Após o falecimento do pai, Carlos realizou o saque de conta de falecido transferindo R$ 55 mil com o cartão de débito antes de abrir o inventário. Ele acreditava que ter a senha pessoal permitia custear despesas imediatas, mas os outros três irmãos descobriram a retirada pelo extrato e acionaram a Justiça. O caso é fictício, mas ilustra as regras rígidas da legislação brasileira sobre herança.
Como começou a movimentação bancária após o falecimento?
Como filho mais próximo na rotina familiar, Carlos auxiliava o pai nas finanças diárias e guardava as senhas bancárias. Diante do falecimento, ele decidiu transferir a quantia de R$ 55 mil para sua conta pessoal antes do encerramento dos acessos do titular.
O herdeiro acreditava que sua proximidade justificava resguardar o montante para cobrir despesas da família. No entanto, os princípios do Direito das sucessões determinam que todo o patrimônio deixa de pertencer individualmente à pessoa no momento exato do falecimento.

O que aconteceu quando os outros herdeiros descobriram o extrato?
Semanas depois, os outros três irmãos solicitaram os extratos bancários oficiais para dar início aos procedimentos de partilha. Ao notar que a conta estava zerada por uma transferência eletrônica unilateral, a família tentou obter explicações imediatas sobre o destino do saldo.
Diante da recusa de Carlos em partilhar o dinheiro voluntariamente, os coerdeiros ingressaram com uma representação formal. A movimentação sem prestação de contas transformou o impasse em uma disputa jurídica patrimonial com pedido de bloqueio de bens.
O que o Código Civil determina sobre o saque de conta de falecido?
A legislação nacional estabelece que a herança transmite-se imediatamente a todos os sucessores como uma massa única indivisível. O Código Civil proíbe que qualquer herdeiro disponha individualmente dos valores antes da homologação da partilha.
O procedimento formal de divisão exige a abertura de inventário disciplinada pela Lei 13.105/2015. Qualquer quantia depositada em banco fica temporariamente bloqueada para garantir a quitação de credores e a divisão proporcional dos bens.
Quais são as penalidades para a ocultação e sonegação de bens?
O herdeiro que oculta voluntariamente valores pertencentes ao espólio comete a infração classificada como sonegação. Caso o ato seja comprovado no processo, o infrator sofre a perda do direito sucessório sobre a quantia que tentou desviar.
Além de restituir o montante com correção monetária e juros, a jurisprudência do Superior Tribunal de Justiça consolida que o responsável não recebe nenhuma fração do dinheiro sonegado, sendo o saldo redistribuído integralmente aos outros herdeiros.

As regras sucessórias existem para burocratizar ou para proteger a família?
O bloqueio financeiro após o óbito não visa inviabilizar a rotina familiar, mas resguardar a integridade da divisão patrimonial. Sem essa barreira legal, quem detém o cartão poderia esvaziar as contas bancárias sem controle, lesando parentes e credores legítimos.
A norma preserva a igualdade de tratamento entre todos os filhos.
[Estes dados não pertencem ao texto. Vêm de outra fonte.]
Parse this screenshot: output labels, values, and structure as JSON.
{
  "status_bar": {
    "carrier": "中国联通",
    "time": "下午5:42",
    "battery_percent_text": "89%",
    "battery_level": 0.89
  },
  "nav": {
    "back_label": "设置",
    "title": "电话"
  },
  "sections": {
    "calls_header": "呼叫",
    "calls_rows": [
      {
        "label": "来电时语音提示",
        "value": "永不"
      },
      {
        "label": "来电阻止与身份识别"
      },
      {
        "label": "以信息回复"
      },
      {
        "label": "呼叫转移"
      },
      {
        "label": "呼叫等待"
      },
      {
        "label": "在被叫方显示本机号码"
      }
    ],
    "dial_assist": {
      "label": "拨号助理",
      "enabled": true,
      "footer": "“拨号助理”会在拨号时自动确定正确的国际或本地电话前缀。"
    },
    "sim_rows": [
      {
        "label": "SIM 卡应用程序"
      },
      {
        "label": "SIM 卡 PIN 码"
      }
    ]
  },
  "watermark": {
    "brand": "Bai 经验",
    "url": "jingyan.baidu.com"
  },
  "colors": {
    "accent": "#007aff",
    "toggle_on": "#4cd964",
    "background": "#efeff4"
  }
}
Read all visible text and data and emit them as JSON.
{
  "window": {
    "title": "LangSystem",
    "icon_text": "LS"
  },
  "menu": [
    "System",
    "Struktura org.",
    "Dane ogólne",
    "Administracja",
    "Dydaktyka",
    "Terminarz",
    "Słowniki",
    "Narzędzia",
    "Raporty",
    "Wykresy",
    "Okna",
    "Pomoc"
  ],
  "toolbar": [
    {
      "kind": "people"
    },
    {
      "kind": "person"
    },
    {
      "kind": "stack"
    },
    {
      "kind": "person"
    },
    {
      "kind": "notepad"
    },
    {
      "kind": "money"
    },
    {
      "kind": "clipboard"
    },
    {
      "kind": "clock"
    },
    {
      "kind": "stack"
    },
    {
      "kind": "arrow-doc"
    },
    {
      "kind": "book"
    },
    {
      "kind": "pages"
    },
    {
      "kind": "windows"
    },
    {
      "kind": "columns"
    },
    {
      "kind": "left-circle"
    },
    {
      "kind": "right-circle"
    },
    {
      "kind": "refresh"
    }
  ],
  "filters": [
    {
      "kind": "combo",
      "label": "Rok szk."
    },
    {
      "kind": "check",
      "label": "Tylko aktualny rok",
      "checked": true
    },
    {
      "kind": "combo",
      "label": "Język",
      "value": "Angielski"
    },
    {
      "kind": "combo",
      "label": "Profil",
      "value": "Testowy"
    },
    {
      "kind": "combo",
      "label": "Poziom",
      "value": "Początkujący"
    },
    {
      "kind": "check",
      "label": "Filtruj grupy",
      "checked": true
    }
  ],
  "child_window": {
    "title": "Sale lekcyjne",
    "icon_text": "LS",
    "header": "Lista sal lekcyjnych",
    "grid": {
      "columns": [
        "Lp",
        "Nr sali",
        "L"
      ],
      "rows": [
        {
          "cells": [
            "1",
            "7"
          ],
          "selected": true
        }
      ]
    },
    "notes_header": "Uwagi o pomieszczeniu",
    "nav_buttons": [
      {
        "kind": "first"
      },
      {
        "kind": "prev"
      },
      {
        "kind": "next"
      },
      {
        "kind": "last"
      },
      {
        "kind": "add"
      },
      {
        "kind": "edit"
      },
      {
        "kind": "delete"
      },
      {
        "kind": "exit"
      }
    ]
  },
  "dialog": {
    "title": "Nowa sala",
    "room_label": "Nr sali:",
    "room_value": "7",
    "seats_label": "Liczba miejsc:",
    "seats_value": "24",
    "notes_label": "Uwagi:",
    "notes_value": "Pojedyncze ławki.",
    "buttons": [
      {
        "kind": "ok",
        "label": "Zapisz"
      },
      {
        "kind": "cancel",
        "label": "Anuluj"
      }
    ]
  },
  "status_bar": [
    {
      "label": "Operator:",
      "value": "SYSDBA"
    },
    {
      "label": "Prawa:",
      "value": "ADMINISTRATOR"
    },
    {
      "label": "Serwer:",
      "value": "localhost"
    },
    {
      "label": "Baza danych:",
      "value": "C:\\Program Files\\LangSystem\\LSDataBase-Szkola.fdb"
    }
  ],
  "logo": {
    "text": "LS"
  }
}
O mecanismo garante transparência e assegura que a posse física da senha não se converta em apropriação indevida da herança.
O que muda quando comparamos a atitude de Carlos com o caminho legal?
A diferença entre a conduta de Carlos e a tramitação correta não reside na urgência das despesas, mas no cumprimento do procedimento legal.
A comparação entre o caminho que Carlos seguiu e as exigências da lei fica clara na tabela:
| Etapa | O que Carlos fez | O que a lei exige |
|---|---|---|
| Notificação bancária Comunicação do óbito | Movimentou a conta no mesmo dia | Informar o falecimento ao banco |
| Custos imediatos Despesas de funeral | Usou o saldo sem autorização | Solicitar alvará judicial específico |
| Administração Gestão do espólio | Transferiu o valor para conta própria | Nomear inventariante em juízo |
| Divisão final Partilha dos recursos | Reteve a quantia de R$ 55 mil | Dividir formalmente entre os herdeiros |
O que se aprende com a história de Carlos?
A história de Carlos é fictícia, mas retrata uma dúvida frequente em momentos de luto familiar. A preocupação em gerenciar pendências não era ilegítima. O equívoco esteve em ignorar o rito sucessório e movimentar a massa indivisível de bens sem aval judicial.
Quem realmente quer movimentar valores de herança precisa seguir esse roteiro: comunicar o óbito à instituição financeira, reunir a documentação dos herdeiros e solicitar alvará judicial para custeio de despesas emergenciais antes da partilha definitiva. É um trâmite mais formal do que passar o cartão. Mas é o que resguarda a segurança patrimonial de todos.